Sunday, March 15, 2015

Shopping, Prepping and Mending

The Hill storeshed is kept stocked with all sorts of gardening essentials all at very reasonable prices, and purchases can be made through any committee member who you can happen to catch on the plot. But from the middle of March, the storeshed is open for business on a more formal basis, on Saturday and Sunday mornings for a couple of hours.

So instead of wandering up and down the site in the hope of catching someone with a key, yesterday I could march up to the shed and talk to Cheery Brian who was playing storekeeper for the morning and buy the fertiliser that I've been after for the past few weeks.

Despite the weather being markedly colder than the past couple of weekends, the Hill was full of plotters out of hibernation and all busy with preparations for the growing year, and the site was quite a hive of activity. 

And so to the business of final bed preparation in readiness for sowing and planting out - and after a couple of solid hours with a fork and the three-pronged cultivator, sprinkling the fertiliser as I finished each bed, six of the eight beds look pretty darn good, if I say so myself.

I cleared away the bamboo canes - the long ones to bring home, shorter ones to put in the toolshed in a bucket.  Any plastic balls which I use as cane toppers which have perished I put in a rubbish bag, and other pieces of wood gathered together at the back of the toolshed. 

Of the last two beds at the front of the plot, the one has the kale plants still growing strongly, and the other has the ramshackle netting tunnel protecting - let me see - ah, yes, three cabbage plants.  

I am curious as to how it can be improved upon, though, so took it back to basics and put the hoops closer together and used bamboo canes instead of heavier wooden spars as horizontal braces and it now looks a million dollars.

Content with progress, I tidied away my tools and headed home for a nice hot cup of tea.

Sunday, March 08, 2015

Seeds, Shallots and the Storeshed

I spent a very happy evening this week in the kitchen surrounded by pots, seed packets, trays and a bag of compost starting off the first seeds to put in the mini greenhouse.  I now have a large flowerpot sown with leeks, twelve pots of sweetpeas, and three trays of fifteen pots of crimson flowered broad beans.

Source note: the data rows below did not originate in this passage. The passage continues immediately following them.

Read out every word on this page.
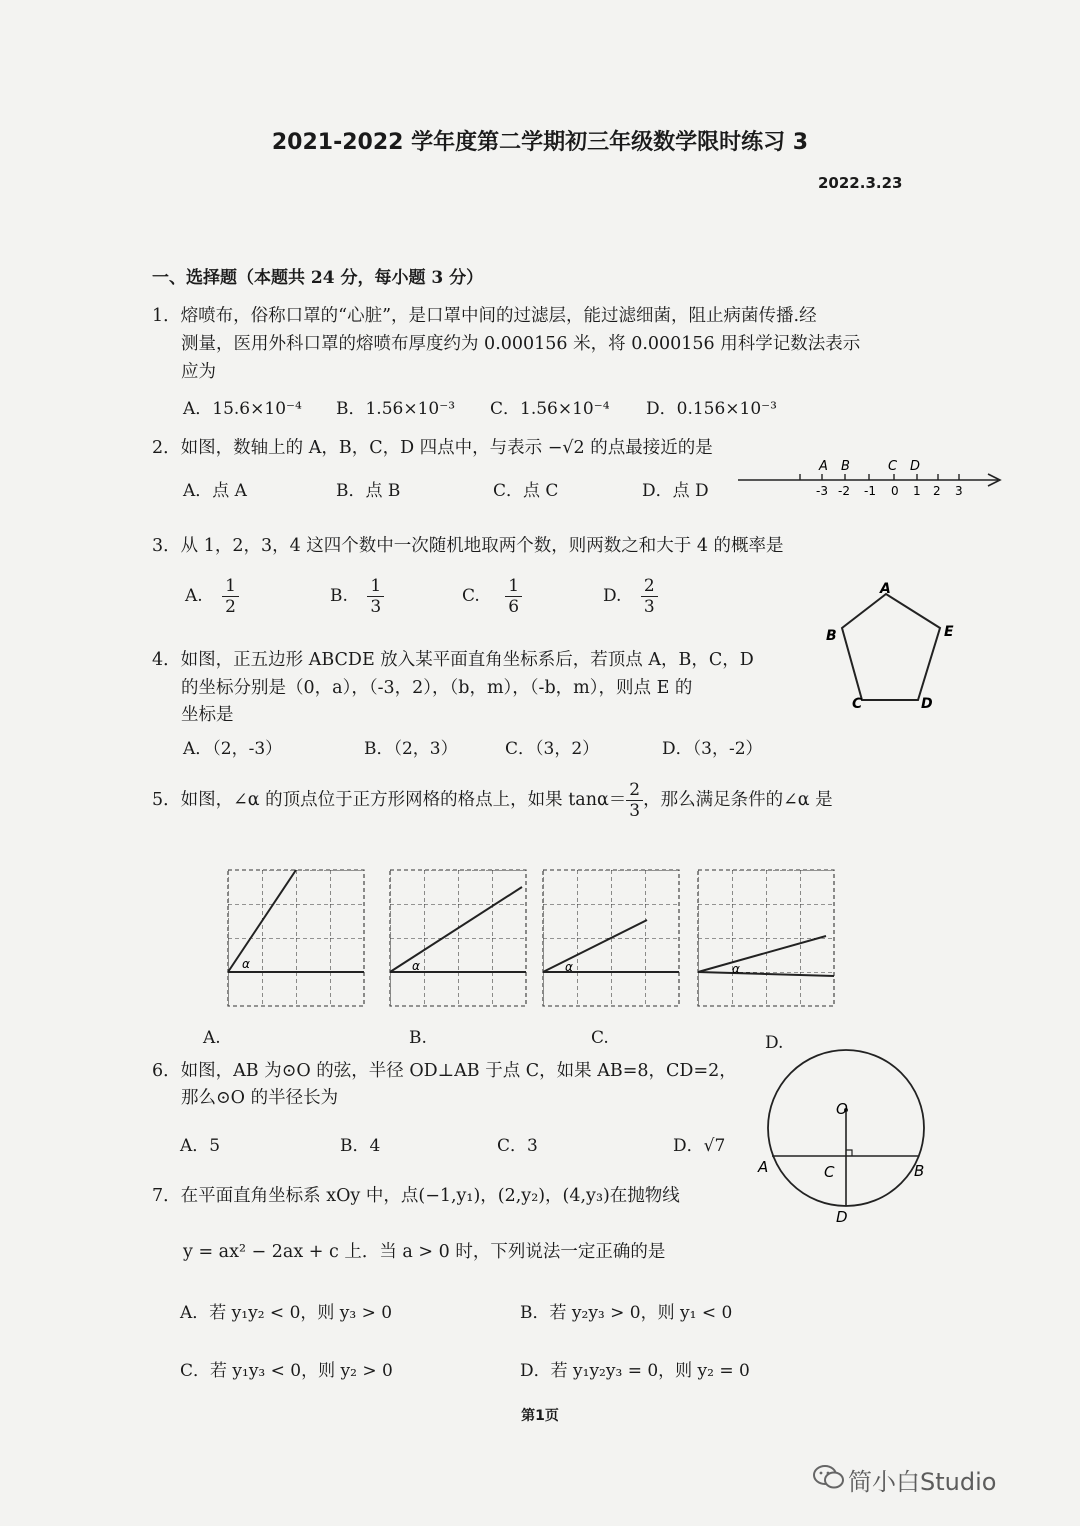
2021-2022 学年度第二学期初三年级数学限时练习 3
2022.3.23
一、选择题（本题共 24 分，每小题 3 分）
1．熔喷布，俗称口罩的“心脏”，是口罩中间的过滤层，能过滤细菌，阻止病菌传播.经
测量，医用外科口罩的熔喷布厚度约为 0.000156 米，将 0.000156 用科学记数法表示
应为
A．15.6×10⁻⁴ B．1.56×10⁻³ C．1.56×10⁻⁴ D．0.156×10⁻³
2．如图，数轴上的 A，B，C，D 四点中，与表示 −√2 的点最接近的是
A．点 A	B．点 B	C．点 C	D．点 D	-3 -2 -1 0 1 2 3
A B	C D
3．从 1，2，3，4 这四个数中一次随机地取两个数，则两数之和大于 4 的概率是
A. $\frac{1}{2}$	B. $\frac{1}{3}$	C. $\frac{1}{6}$	D. $\frac{2}{3}$	A
B
C	D
E
4．如图，正五边形 ABCDE 放入某平面直角坐标系后，若顶点 A，B，C，D
的坐标分别是（0，a），（-3，2），（b，m），（-b，m），则点 E 的
坐标是
A．（2，-3）	B．（2，3）	C．（3，2）	D．（3，-2）
5．如图，∠α 的顶点位于正方形网格的格点上，如果 $\tan\alpha= \frac{2}{3}$ ，那么满足条件的∠α 是
α	α	α	α
A.	B.	C.	D.
6．如图，AB 为⊙O 的弦，半径 OD⊥AB 于点 C，如果 AB=8，CD=2，
那么⊙O 的半径长为
A．5	B．4	C．3	D．√7
O
A	C	B
D
7．在平面直角坐标系 xOy 中，点(−1,y₁)，(2,y₂)，(4,y₃)在抛物线
y = ax² − 2ax + c 上．当 a > 0 时，下列说法一定正确的是
A．若 y₁y₂ < 0，则 y₃ > 0	B．若 y₂y₃ > 0，则 y₁ < 0
C．若 y₁y₃ < 0，则 y₂ > 0	D．若 y₁y₂y₃ = 0，则 y₂ = 0
第1页
简小白Studio
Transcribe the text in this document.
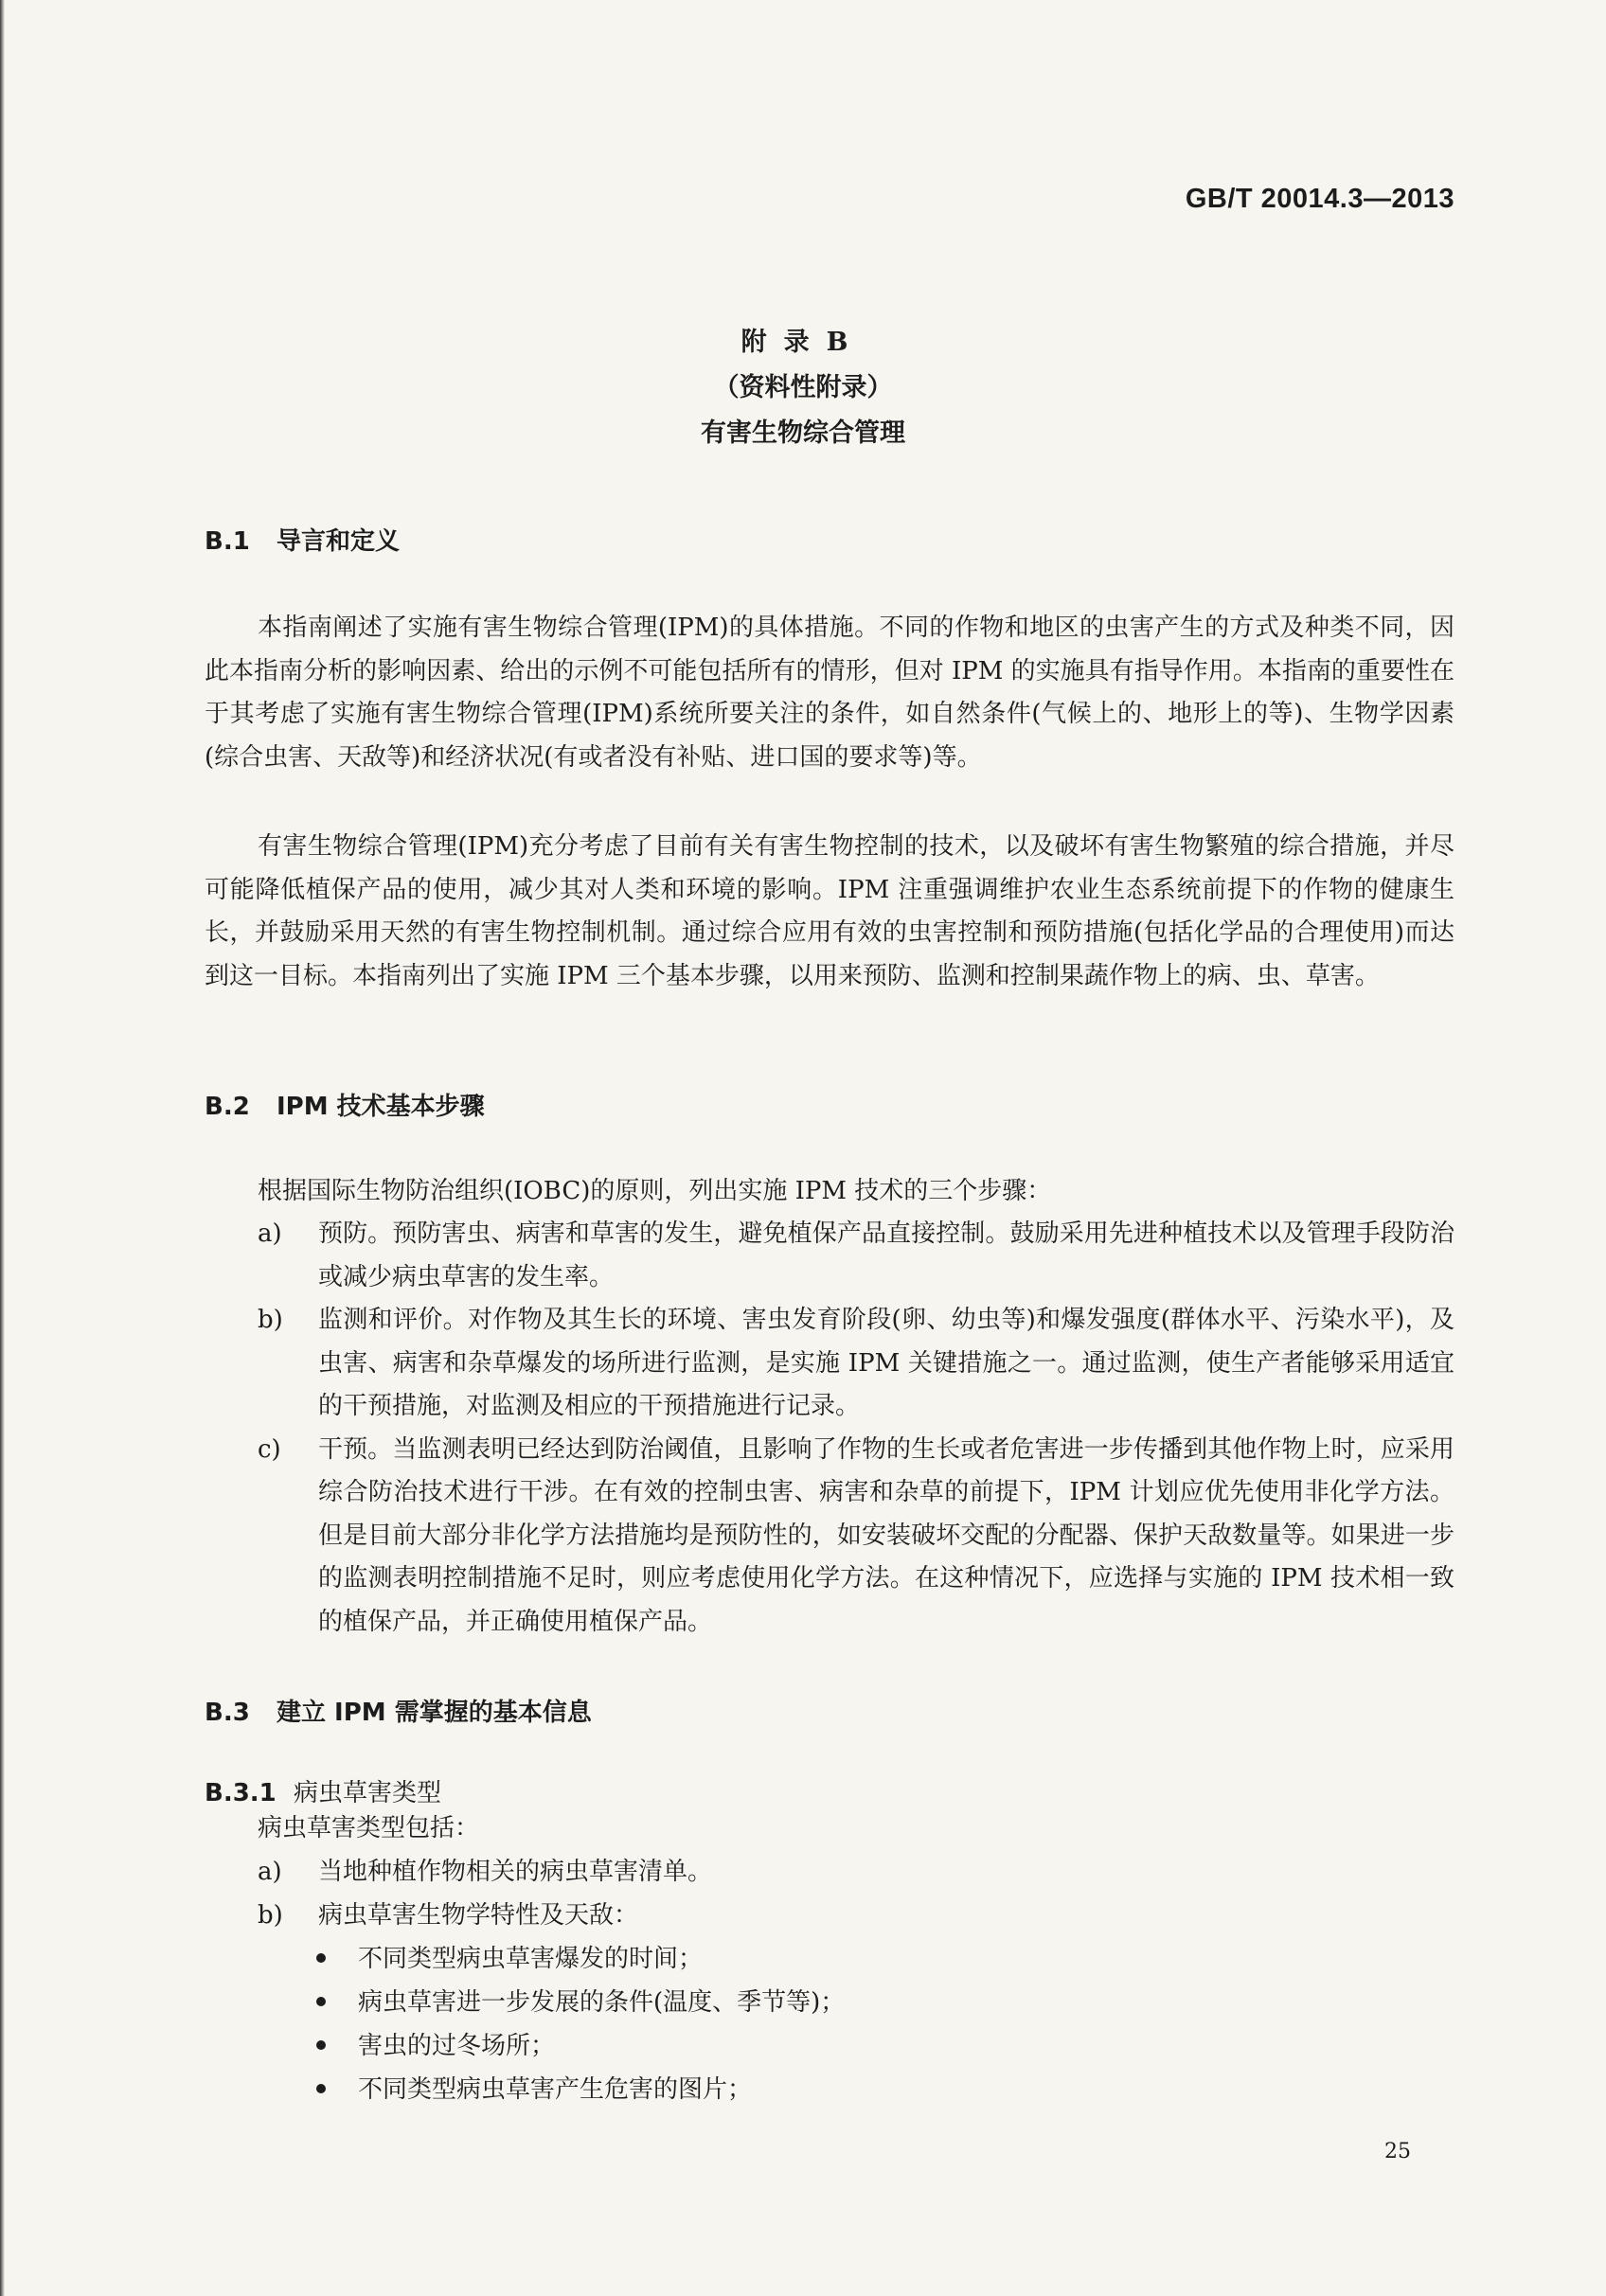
GB/T 20014.3—2013
附录B
（资料性附录）
有害生物综合管理
B.1 导言和定义

本指南阐述了实施有害生物综合管理(IPM)的具体措施。不同的作物和地区的虫害产生的方式及种类不同，因此本指南分析的影响因素、给出的示例不可能包括所有的情形，但对 IPM 的实施具有指导作用。本指南的重要性在于其考虑了实施有害生物综合管理(IPM)系统所要关注的条件，如自然条件(气候上的、地形上的等)、生物学因素(综合虫害、天敌等)和经济状况(有或者没有补贴、进口国的要求等)等。

有害生物综合管理(IPM)充分考虑了目前有关有害生物控制的技术，以及破坏有害生物繁殖的综合措施，并尽可能降低植保产品的使用，减少其对人类和环境的影响。IPM 注重强调维护农业生态系统前提下的作物的健康生长，并鼓励采用天然的有害生物控制机制。通过综合应用有效的虫害控制和预防措施(包括化学品的合理使用)而达到这一目标。本指南列出了实施 IPM 三个基本步骤，以用来预防、监测和控制果蔬作物上的病、虫、草害。

B.2 IPM 技术基本步骤
根据国际生物防治组织(IOBC)的原则，列出实施 IPM 技术的三个步骤：
a) 预防。预防害虫、病害和草害的发生，避免植保产品直接控制。鼓励采用先进种植技术以及管理手段防治或减少病虫草害的发生率。
b) 监测和评价。对作物及其生长的环境、害虫发育阶段(卵、幼虫等)和爆发强度(群体水平、污染水平)，及虫害、病害和杂草爆发的场所进行监测，是实施 IPM 关键措施之一。通过监测，使生产者能够采用适宜的干预措施，对监测及相应的干预措施进行记录。
c) 干预。当监测表明已经达到防治阈值，且影响了作物的生长或者危害进一步传播到其他作物上时，应采用综合防治技术进行干涉。在有效的控制虫害、病害和杂草的前提下，IPM 计划应优先使用非化学方法。但是目前大部分非化学方法措施均是预防性的，如安装破坏交配的分配器、保护天敌数量等。如果进一步的监测表明控制措施不足时，则应考虑使用化学方法。在这种情况下，应选择与实施的 IPM 技术相一致的植保产品，并正确使用植保产品。
B.3 建立 IPM 需掌握的基本信息
B.3.1 病虫草害类型
病虫草害类型包括：
a) 当地种植作物相关的病虫草害清单。
b) 病虫草害生物学特性及天敌：
不同类型病虫草害爆发的时间；
病虫草害进一步发展的条件(温度、季节等)；
害虫的过冬场所；
不同类型病虫草害产生危害的图片；
25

Before I started, rather than my default setting of sowing a tray of fifteen pots (or multiples thereof) of each seed regardless of what the seed are and how many I would like , I actually spent some time thinking ahead and working out how many plants that I actually want to have to plant out.in a couple of months, and sowed accordingly. Gosh - how organised am I! 

Today at the Hill - in the drizzle - I raked and raked one of the beds which has had one of the compost daleks emptied on it and cleared some rough twiggy leftovers until it looked a bit more respectable, then planted out half a bed of shallot sets.

I picked some kale, and then set about trying to find a committee member to sell me a couple of scoops of fertiliser from the store shed, but with no luck - because of the drizzle, I guess, I had the whole site to myself.  

The club house was open, however, so I had a look in there too, but there were no plotters in evidence.  Mind you, it was a good excuse to have a swift half pint before coming home to change out of my damp clothes.